I cry at everything. I did not cry at this. I didn’t cry as Höss’s wife brags to her mother that her husband calls her “Queen of Auschwitz,” or as her mother says that she wanted the curtains of the Jewish woman for whom she once cleaned. I didn’t cry as Höss excitedly calls home to discuss mass extermination of Jews, or as he happily kneels down to pet a dog on his way to his job, which is being an officer in the SS. I mostly appreciated the cinematography and felt repulsed.
Then my friend and I went across the street and had a drink and talked about the movie, and sort of tossed versions of “huh!” back and forward at one another. And we went back to DC and I kept thinking about what a movie about the Holocaust, and specifically about the people who carried it out and their families, is “supposed” to make you feel.
AND SOME STUFF ABOUT JEWS
The New York Times has an interview with Chen Goldstein-Almog following her late November release. She was taken captive on Oct. 7 along with three of her children. Her husband and eldest daughter were killed.
The Böll Foundation reversed its position and awarded the Hannah Arendt Prize to Masha Gessen. You can read the talk they delivered at the ceremony here.
Speaking of reversals in Germany: A Berlin club refused to host a Purim party because of the “current state of affairs” but then backtracked, offering to donate the proceeds to organizations fighting antisemitism and “promoting reconciliation between Jews and Palestinians.”
Jewish Women’s Archive has a nice interview with Isabel Frey, the Vienna, Austria-based Yiddish singer and social justice activist.
JTA has a piece on how the “quiet middle” of American Jews is growing increasingly uncomfortable over Israel’s war.
Hundreds of synagogues across the United States received bomb threats this past weekend. Meanwhile, here in Washington, DC, police arrested a man in connection with an antisemitic attack outside of Kesher Israel Congregation in Georgetown.
From Haaretz: “Twenty-seven prominent former-leaders of the Jewish community urged U.S. President Joe Biden on Monday to declare his intention to pursue a post-war peace initiative that ‘establishes a path to end Israeli governance of Gaza and the West Bank.’" This comes as Israeli Prime Minister Benjamin Netanyahu, per the Times of Israel, boasts about his role in blocking a Palestinian state.

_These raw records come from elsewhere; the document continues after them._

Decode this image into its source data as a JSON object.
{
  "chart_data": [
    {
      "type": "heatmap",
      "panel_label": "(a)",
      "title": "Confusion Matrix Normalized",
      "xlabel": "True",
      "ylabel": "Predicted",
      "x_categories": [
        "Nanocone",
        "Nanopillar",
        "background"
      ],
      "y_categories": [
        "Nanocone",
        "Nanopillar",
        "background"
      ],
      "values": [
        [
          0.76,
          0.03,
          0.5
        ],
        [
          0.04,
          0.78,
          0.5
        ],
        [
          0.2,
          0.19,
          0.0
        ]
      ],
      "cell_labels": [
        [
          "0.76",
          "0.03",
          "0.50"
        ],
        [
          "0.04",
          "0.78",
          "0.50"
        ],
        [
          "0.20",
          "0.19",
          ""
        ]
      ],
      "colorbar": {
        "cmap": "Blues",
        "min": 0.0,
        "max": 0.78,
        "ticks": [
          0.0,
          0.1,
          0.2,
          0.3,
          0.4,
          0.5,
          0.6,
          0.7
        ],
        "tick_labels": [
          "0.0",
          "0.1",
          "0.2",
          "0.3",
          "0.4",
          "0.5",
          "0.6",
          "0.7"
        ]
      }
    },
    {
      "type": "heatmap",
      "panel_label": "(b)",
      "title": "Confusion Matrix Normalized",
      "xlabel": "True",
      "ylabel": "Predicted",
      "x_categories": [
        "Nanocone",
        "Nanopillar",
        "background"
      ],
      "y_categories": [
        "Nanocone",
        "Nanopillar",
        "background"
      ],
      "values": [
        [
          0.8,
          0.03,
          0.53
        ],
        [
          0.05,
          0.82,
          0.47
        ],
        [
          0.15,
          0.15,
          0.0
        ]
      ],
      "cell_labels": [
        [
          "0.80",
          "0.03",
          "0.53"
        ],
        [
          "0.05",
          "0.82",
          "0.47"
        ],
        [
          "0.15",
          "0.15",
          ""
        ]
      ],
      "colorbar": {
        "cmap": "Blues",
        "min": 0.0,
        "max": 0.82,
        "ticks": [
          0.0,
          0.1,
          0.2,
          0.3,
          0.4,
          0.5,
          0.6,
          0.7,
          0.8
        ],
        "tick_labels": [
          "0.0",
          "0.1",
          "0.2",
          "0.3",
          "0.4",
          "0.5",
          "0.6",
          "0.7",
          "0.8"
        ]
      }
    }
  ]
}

From eJP: “As nearly 1,000 members of the Reform movement— the largest Jewish denomination in the U.S.— gathered over the weekend at the Marriott Marquis in Washington, D.C., to mark the Union for Reform Judaism’s 150th anniversary, the three-day celebration also unintentionally highlighted a rift among liberal Jews about how to respond to Israel’s war with Hamas and what it means to be a Zionist.”
That’s it for now. Hope to see you back here soon. Wishing all of you who celebrate a very merry Christmas, and everyone a happy new year.